Unified Memory Addressing (UMA)

In contemporary computational architecture, the significance of the GPU software ecosystem far outweighs the emphasis placed on hardware performance. Despite the predominant focus of research efforts on enhancing GPU performance metrics, the aspect of programmability remains critically overlooked. Programmability is fundamental to the establishment and evolution of a robust software ecosystem. Specifically, addressing mechanisms in GPUs serve as a pivotal interface for programming practices and memory management strategies. The progression towards greater programming ease has seen the transition from physical addressing to virtual addressing, culminating in the current paradigm of unified memory addressing. This study endeavors to explore both the hardware and software facets inherent to unified addressing, aiming to furnish a deeper understanding of its implications and applications within the realm of GPU architectures.

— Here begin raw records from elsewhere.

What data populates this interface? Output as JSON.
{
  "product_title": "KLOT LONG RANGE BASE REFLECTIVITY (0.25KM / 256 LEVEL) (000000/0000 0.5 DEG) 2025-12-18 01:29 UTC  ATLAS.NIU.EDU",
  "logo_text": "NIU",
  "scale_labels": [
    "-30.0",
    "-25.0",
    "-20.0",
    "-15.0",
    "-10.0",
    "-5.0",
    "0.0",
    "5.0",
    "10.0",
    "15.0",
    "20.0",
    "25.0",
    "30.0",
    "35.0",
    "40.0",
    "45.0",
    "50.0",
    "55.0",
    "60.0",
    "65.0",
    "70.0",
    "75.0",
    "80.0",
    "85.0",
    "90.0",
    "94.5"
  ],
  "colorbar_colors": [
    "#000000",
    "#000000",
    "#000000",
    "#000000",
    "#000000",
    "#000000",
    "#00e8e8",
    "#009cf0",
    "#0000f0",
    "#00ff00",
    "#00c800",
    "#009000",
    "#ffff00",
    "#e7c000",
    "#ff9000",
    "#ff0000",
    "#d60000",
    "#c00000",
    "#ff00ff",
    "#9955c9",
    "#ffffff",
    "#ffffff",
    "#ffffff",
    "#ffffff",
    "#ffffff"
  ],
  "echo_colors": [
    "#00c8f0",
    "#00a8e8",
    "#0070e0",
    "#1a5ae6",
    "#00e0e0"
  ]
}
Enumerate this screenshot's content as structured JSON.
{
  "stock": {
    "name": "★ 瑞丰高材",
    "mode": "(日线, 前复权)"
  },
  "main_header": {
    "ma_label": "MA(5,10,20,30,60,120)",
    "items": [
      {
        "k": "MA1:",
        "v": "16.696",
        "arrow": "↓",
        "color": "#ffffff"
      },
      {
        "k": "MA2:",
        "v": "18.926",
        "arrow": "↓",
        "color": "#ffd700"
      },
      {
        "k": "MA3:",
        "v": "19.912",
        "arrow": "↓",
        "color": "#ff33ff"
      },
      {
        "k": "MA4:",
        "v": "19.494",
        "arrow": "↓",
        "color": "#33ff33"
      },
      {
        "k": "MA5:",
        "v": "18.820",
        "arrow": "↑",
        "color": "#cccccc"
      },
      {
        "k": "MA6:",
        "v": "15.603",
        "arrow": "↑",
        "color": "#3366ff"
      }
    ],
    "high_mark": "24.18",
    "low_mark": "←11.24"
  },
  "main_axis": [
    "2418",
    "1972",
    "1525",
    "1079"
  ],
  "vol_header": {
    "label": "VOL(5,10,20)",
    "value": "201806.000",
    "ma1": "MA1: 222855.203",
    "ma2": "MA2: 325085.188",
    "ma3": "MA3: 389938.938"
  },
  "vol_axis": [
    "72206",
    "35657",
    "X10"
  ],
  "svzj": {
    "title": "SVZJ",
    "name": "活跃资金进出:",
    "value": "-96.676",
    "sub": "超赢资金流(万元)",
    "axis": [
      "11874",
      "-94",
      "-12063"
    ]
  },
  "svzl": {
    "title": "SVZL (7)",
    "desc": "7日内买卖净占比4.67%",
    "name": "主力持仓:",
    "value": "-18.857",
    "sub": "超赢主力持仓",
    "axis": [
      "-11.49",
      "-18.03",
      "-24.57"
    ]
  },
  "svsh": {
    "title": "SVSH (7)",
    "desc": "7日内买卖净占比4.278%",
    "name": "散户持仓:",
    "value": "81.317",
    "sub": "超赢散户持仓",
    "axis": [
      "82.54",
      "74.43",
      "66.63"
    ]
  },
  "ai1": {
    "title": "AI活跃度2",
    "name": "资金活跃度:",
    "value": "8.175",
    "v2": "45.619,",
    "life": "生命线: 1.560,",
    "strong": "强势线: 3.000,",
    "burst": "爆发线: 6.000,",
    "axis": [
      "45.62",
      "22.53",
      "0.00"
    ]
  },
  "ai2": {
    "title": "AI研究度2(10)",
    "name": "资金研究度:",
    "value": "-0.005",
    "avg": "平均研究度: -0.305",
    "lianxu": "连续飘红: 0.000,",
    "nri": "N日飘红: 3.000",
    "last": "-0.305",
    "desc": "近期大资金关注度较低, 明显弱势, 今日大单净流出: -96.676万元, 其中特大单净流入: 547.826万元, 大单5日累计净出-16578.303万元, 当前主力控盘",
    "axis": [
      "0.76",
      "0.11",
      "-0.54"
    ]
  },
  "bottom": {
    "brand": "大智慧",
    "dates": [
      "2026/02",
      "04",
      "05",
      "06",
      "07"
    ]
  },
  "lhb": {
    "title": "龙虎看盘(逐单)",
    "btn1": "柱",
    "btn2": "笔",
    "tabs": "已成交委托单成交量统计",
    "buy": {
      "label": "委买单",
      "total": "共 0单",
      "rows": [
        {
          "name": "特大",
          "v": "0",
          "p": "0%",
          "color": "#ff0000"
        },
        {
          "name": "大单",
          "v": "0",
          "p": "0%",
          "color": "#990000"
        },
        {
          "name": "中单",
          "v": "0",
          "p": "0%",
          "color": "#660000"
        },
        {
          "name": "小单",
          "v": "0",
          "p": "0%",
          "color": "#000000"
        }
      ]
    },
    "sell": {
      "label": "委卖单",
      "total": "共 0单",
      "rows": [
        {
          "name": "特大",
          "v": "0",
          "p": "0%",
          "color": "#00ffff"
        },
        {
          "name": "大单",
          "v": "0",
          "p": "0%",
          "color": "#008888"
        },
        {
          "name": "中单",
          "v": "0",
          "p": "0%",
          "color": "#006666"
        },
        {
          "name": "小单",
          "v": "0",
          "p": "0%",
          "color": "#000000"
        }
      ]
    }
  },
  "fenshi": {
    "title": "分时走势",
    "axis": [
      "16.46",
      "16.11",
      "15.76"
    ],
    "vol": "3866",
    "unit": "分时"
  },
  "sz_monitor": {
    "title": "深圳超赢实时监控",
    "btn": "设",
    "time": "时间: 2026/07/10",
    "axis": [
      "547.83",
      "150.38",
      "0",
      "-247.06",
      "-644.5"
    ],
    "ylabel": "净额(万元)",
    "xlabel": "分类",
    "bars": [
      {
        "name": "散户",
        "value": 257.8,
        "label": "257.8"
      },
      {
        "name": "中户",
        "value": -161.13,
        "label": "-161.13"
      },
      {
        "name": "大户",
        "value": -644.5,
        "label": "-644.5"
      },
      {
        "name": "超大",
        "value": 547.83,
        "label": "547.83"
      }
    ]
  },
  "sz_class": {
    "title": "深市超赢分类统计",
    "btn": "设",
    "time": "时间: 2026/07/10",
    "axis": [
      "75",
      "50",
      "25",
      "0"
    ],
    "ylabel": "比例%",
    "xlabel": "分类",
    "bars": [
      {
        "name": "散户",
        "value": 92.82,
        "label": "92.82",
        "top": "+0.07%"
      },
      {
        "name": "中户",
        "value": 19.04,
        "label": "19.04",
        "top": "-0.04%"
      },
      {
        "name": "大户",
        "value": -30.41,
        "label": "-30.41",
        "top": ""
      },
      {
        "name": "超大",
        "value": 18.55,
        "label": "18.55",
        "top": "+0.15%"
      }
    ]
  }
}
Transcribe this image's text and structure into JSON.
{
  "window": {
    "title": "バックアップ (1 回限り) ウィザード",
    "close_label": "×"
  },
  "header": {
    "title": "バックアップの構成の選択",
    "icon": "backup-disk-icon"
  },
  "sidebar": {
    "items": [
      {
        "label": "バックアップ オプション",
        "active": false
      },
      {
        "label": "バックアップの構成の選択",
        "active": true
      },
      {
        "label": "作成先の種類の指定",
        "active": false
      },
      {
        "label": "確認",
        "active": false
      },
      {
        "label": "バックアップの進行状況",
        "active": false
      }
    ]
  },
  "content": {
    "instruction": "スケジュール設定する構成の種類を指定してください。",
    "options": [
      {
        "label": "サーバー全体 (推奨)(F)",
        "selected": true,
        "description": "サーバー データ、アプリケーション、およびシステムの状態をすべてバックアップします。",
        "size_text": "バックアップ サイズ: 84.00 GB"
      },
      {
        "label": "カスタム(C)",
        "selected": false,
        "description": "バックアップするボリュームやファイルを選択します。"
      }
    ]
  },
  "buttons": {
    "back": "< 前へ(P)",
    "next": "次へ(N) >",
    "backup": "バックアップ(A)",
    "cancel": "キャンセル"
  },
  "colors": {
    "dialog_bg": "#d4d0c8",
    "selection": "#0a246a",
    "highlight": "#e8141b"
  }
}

Following code snippet shows how unified memory address simplifies the program:


1
2
3
4
5
6
7
8
9
10
11
12
13
14
15
16
17
18
19
20
21
22
23
24
25
26
27
28
29
30
31
32
33
34
35
36
37
38
39
40
41
42
43
44
45
46
 #include <iostream>
#include <math.h>
 
// CUDA kernel to add elements of two arrays
__global__
void add(int n, float *x, float *y) {
  int index = blockIdx.x * blockDim.x + threadIdx.x;
  int stride = blockDim.x * gridDim.x;
  for (int i = index; i < n; i += stride)
    y[i] = x[i] + y[i];
}
 
int main(void) {
  int N = 1<<20;
  float *x, *y;
 
  // Allocate Unified Memory -- accessible from CPU or GPU
  cudaMallocManaged(&x, N*sizeof(float));
  cudaMallocManaged(&y, N*sizeof(float));
 
  // initialize x and y arrays on the host
  for (int i = 0; i < N; i++) {
    x[i] = 1.0f;
    y[i] = 2.0f;
  }
 
  // Launch kernel on 1M elements on the GPU, NO need to copy data to GPU
  int blockSize = 256;
  int numBlocks = (N + blockSize - 1) / blockSize;
  add<<<numBlocks, blockSize>>>(N, x, y); //Using the same X/Y pointer
 
  // Wait for GPU to finish before accessing on host, NO need to copy data from GPU
  cudaDeviceSynchronize();
 
  // Check for errors (all values should be 3.0f)
  float maxError = 0.0f;
  for (int i = 0; i < N; i++)
    maxError = fmax(maxError, fabs(y[i]-3.0f));
  std::cout << "Max error: " << maxError << std::endl;
 
  // Free memory
  cudaFree(x);
  cudaFree(y);
 
  return 0;
}

Besides simplifying programming, UMA also provides following benefits:

Enable Large Data Models: supports oversubscribe GPU memory Allocate up to system memory size.
Simpler Data Access: CPU/GPU Data coherence Unified memory atomic operations.
Performance Turning with prefetching: Usage hints via cudaMemAdvise API Explicit prefetching API.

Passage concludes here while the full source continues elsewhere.